VEGFA and VEGFR-1 gene polymorphisms and susceptibility to sepsis and organ dysfunction
摘要
Vascular endothelial growth factor (VEGF) and its receptors regulate vascular permeability and inflammation, processes central to sepsis pathophysiology. Genetic variation in VEGF pathways may influence host response, but evidence in sepsis remains limited and inconsistent. This study aimed to investigate associations between VEGFA and VEGFR-1 polymorphisms and sepsis susceptibility in critically ill adults. Four single-nucleotide polymorphisms (SNPs) were genotyped from whole blood samples: VEGFA rs833061, rs2010963, rs699947, and VEGFR-1 rs9508032. Logistic regression under multiple genetic models was applied, adjusting for age, sex, acute organ dysfunctions and comorbidities.

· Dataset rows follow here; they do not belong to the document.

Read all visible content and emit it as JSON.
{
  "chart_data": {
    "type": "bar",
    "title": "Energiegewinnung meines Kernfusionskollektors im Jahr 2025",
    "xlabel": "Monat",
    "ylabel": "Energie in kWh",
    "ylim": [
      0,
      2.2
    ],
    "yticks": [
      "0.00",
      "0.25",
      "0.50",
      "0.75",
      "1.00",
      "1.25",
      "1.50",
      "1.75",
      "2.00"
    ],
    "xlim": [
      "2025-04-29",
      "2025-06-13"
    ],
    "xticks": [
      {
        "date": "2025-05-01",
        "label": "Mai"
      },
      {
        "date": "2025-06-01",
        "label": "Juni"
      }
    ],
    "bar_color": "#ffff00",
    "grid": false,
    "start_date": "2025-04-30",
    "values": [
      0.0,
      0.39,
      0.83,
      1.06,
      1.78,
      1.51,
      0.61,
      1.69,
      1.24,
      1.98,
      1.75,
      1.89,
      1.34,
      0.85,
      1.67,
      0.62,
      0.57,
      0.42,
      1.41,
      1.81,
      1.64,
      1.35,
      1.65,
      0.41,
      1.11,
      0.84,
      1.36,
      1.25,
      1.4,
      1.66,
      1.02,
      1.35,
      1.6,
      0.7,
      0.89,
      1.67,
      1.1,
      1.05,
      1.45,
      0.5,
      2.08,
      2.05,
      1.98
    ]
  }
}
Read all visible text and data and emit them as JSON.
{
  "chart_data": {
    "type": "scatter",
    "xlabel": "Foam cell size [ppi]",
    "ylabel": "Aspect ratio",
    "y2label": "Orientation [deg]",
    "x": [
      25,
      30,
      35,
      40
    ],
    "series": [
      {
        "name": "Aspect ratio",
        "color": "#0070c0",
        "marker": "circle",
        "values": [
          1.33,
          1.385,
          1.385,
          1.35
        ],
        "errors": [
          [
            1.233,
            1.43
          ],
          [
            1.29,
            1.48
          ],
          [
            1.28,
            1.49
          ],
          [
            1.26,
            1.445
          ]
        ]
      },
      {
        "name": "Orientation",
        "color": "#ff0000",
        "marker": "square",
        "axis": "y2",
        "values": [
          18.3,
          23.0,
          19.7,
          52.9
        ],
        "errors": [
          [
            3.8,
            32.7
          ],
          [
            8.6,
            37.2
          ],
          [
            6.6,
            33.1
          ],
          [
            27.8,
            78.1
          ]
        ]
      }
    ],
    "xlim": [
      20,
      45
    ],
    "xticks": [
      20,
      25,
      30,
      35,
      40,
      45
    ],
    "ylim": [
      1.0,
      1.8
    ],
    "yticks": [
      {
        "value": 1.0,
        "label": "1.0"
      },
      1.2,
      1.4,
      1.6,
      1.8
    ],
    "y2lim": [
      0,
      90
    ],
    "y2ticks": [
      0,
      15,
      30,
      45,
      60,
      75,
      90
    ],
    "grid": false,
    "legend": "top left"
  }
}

Analyses were stratified by sex and clinical subgroups. Bonferroni correction addressed multiple testing, and haplotype analyses were conducted. The VEGFR-1 rs9508032 variant was significantly associated with sepsis in dominant and overdominant models after Bonferroni correction. VEGFA rs2010963 showed nominal associations across dominant and overdominant models. Other SNPs demonstrated nominal associations in subgroup analyses but did not remain significant after multiple testing corrections. Exploratory sex-stratified analyses were stronger among men. Haplotypes combining VEGFA SNPs displayed consistent, but non-significant trends after correction. The VEGFR-1 rs9508032 polymorphism may be a potential contributor of sepsis susceptibility, supporting a role for VEGF signalling in sepsis pathophysiology. While exploratory findings require validation in larger, multi-ethnic studies, these results suggest that VEGF pathway variants could contribute to personalised risk stratification in critical care.